Oxygen-Evolution Reaction on the Surface of Layered Manganese Oxide under Neutral Conditions: A Bioinspired Strategy Achieving Ultra-Low Overpotential

Abstract

In contrast to the previous assumption that manganese (hydr)oxides in the absence of other metal ions indicate high overpotential to catalyze the oxygen-evolution reaction (OER) under neutral conditions, this study reveals that layered manganese oxide exhibits OER activity at the Mn(III) to Mn(IV) oxidation peak post charge accumulation. Although low current density was observed, this activity is realized at an exceptionally low overpotential of 20 mV within a phosphate buffer solution. A detailed mechanistic proposal for OER within this low-overpotential domain is presented, substantiated by in situ visible and Raman spectroscopic analysis focused on the Mn(III) to Mn(IV) transition and surrounding OER region.
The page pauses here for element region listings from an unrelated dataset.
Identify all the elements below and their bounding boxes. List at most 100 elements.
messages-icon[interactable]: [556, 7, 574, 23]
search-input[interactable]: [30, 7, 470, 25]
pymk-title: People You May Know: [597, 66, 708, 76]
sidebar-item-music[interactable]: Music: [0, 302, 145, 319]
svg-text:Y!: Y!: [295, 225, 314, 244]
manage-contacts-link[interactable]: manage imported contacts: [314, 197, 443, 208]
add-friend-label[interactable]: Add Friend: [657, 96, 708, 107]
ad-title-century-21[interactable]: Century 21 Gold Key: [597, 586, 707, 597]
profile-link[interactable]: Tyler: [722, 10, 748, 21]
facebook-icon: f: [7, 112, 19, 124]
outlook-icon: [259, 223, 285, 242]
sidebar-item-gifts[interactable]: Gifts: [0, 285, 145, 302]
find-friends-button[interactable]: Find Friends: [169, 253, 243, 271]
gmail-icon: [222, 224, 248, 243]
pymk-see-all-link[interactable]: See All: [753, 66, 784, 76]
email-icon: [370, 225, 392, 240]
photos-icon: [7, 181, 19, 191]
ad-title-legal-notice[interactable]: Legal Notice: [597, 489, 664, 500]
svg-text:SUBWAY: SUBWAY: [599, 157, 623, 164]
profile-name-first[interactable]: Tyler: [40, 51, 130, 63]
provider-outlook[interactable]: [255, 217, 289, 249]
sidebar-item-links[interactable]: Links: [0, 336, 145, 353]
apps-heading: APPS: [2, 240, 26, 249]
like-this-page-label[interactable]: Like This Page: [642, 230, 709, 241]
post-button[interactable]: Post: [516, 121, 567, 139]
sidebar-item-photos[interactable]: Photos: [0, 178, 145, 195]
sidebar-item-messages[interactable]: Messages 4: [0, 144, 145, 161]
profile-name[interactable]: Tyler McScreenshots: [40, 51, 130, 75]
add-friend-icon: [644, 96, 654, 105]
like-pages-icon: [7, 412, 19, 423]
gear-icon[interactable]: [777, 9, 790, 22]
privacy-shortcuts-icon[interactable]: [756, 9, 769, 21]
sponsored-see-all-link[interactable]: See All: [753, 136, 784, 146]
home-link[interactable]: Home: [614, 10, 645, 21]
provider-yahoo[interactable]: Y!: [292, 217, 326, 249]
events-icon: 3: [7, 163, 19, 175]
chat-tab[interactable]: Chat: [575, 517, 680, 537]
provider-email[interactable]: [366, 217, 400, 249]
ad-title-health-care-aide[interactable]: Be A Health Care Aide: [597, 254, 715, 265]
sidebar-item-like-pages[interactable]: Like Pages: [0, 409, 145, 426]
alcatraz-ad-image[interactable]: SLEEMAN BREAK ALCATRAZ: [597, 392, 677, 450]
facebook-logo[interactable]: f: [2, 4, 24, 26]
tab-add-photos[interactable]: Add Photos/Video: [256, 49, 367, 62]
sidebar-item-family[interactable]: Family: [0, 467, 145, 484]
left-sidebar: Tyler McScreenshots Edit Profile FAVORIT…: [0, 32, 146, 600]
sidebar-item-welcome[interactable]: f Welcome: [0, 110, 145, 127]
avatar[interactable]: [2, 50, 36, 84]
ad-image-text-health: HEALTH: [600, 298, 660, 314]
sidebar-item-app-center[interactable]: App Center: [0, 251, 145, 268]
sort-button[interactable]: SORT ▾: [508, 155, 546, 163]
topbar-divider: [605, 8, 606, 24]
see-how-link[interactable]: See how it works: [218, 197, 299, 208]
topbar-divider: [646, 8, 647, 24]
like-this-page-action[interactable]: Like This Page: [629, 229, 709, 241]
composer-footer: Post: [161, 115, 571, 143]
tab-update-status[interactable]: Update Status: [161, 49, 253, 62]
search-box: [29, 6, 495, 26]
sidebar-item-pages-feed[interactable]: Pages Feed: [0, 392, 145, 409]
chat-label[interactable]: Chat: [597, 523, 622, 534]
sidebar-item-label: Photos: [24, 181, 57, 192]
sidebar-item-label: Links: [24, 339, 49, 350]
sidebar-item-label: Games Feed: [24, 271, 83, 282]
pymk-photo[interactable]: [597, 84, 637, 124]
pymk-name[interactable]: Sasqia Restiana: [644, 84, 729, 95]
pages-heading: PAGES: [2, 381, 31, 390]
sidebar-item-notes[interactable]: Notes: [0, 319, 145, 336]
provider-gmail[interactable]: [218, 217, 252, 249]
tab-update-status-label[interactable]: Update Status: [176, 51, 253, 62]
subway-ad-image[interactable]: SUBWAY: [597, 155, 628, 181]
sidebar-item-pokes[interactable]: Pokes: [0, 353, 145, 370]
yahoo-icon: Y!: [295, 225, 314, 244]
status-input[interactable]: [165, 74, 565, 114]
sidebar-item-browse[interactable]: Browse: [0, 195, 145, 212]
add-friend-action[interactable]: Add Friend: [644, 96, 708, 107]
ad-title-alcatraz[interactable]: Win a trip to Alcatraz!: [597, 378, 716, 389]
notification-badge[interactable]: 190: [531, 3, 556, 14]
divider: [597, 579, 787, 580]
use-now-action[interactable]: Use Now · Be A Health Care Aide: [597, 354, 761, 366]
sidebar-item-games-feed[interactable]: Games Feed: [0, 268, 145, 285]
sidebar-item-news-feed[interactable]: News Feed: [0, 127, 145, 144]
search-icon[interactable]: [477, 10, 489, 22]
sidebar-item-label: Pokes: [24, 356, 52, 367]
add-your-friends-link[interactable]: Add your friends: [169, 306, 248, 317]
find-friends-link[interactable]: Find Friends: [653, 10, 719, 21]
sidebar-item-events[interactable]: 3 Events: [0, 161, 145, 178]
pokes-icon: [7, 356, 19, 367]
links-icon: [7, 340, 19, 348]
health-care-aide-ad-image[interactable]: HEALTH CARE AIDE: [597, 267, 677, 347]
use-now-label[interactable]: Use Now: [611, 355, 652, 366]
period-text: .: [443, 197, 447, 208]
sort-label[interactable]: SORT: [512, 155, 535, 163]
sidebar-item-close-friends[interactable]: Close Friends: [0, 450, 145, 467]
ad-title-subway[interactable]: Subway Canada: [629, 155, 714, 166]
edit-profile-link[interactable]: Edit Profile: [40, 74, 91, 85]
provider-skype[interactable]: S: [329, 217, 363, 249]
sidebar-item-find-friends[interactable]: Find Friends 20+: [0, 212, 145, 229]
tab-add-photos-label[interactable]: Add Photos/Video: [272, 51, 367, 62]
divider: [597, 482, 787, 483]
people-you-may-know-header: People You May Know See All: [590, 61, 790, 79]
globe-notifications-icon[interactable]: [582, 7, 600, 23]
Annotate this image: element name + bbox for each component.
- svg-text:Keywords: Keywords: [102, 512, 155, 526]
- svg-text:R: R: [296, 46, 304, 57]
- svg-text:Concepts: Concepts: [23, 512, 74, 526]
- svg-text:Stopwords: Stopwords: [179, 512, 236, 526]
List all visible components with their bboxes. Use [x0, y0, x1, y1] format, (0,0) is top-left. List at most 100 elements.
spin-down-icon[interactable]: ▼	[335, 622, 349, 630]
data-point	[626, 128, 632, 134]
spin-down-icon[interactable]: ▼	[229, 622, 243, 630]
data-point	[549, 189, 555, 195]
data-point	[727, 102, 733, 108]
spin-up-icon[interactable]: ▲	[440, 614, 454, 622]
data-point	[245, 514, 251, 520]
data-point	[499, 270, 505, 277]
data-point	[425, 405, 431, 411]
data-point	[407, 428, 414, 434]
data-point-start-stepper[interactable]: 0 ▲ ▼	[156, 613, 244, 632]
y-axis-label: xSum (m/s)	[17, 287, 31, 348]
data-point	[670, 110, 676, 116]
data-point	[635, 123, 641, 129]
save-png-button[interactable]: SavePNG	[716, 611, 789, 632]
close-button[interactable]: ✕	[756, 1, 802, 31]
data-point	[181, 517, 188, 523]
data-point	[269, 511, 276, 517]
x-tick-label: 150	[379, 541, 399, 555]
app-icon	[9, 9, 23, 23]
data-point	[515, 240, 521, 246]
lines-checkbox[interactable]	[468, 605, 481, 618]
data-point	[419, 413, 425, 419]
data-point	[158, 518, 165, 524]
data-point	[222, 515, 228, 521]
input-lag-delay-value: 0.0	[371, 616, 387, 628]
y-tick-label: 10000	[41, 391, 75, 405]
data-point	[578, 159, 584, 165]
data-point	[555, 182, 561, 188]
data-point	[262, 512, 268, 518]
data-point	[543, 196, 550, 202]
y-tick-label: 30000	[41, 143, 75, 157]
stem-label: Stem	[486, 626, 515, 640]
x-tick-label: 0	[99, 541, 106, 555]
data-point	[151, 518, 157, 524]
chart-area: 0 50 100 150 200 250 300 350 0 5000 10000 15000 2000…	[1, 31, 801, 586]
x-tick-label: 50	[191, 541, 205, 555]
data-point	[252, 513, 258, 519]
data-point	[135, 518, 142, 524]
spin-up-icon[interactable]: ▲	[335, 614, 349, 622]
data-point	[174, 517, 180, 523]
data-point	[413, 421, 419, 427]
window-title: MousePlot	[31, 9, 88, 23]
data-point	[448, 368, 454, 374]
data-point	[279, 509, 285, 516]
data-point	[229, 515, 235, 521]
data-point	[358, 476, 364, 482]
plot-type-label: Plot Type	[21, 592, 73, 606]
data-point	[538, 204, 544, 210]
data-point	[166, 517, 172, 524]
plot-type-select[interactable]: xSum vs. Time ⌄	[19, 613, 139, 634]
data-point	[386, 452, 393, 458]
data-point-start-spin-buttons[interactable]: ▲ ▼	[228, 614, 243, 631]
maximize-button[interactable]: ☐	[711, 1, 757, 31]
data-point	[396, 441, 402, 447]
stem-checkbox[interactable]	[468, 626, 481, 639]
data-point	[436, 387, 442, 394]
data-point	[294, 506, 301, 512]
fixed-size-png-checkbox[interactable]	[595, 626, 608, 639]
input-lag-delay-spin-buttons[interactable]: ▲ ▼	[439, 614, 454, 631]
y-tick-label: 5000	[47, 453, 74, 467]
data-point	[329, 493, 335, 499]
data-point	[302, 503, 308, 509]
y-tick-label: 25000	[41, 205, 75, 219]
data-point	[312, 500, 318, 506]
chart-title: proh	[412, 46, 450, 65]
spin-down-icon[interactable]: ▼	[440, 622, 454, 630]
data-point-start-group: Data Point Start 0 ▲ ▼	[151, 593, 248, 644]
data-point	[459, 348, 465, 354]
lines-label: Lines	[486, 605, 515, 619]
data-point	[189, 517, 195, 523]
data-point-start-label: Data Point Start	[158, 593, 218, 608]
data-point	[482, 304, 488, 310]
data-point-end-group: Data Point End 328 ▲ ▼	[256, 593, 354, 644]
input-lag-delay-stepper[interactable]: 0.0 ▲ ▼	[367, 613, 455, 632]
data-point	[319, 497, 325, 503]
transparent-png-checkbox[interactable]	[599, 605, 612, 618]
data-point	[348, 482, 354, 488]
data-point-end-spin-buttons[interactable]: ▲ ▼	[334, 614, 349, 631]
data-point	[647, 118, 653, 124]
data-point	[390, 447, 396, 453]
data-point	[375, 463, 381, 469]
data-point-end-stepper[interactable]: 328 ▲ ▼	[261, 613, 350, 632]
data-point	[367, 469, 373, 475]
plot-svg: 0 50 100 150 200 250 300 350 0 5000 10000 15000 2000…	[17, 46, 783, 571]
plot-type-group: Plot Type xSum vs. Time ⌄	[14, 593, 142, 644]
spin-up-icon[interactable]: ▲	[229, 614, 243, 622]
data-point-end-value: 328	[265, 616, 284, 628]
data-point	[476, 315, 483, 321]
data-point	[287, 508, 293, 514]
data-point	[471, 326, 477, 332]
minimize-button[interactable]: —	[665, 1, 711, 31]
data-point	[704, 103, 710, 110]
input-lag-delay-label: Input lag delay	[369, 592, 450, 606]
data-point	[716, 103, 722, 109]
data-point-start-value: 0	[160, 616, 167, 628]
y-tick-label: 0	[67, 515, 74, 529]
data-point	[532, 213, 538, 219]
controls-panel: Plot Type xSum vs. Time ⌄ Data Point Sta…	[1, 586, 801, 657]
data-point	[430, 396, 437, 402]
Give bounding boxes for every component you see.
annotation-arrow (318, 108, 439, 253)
The quantification of the evolved oxygen and analysis of redox-active Mn ion concentrations near the redox peak yield a calculated turnover frequency of 3.8 × 10^–3 s^–1 at 1.35 V. The observed reduction in overpotential is ascribed to the complicated interaction between the OER process and charge accumulation, echoing mechanisms characteristic of natural systems in the oxygen-evolving complex in photosystem II, which collectively enable the remarkably low overpotential. These findings offer critical insights for advancing highly efficient and robust electrocatalysts for OER in water-splitting applications, with substantial implications for the future of energy conversion and storage technologies.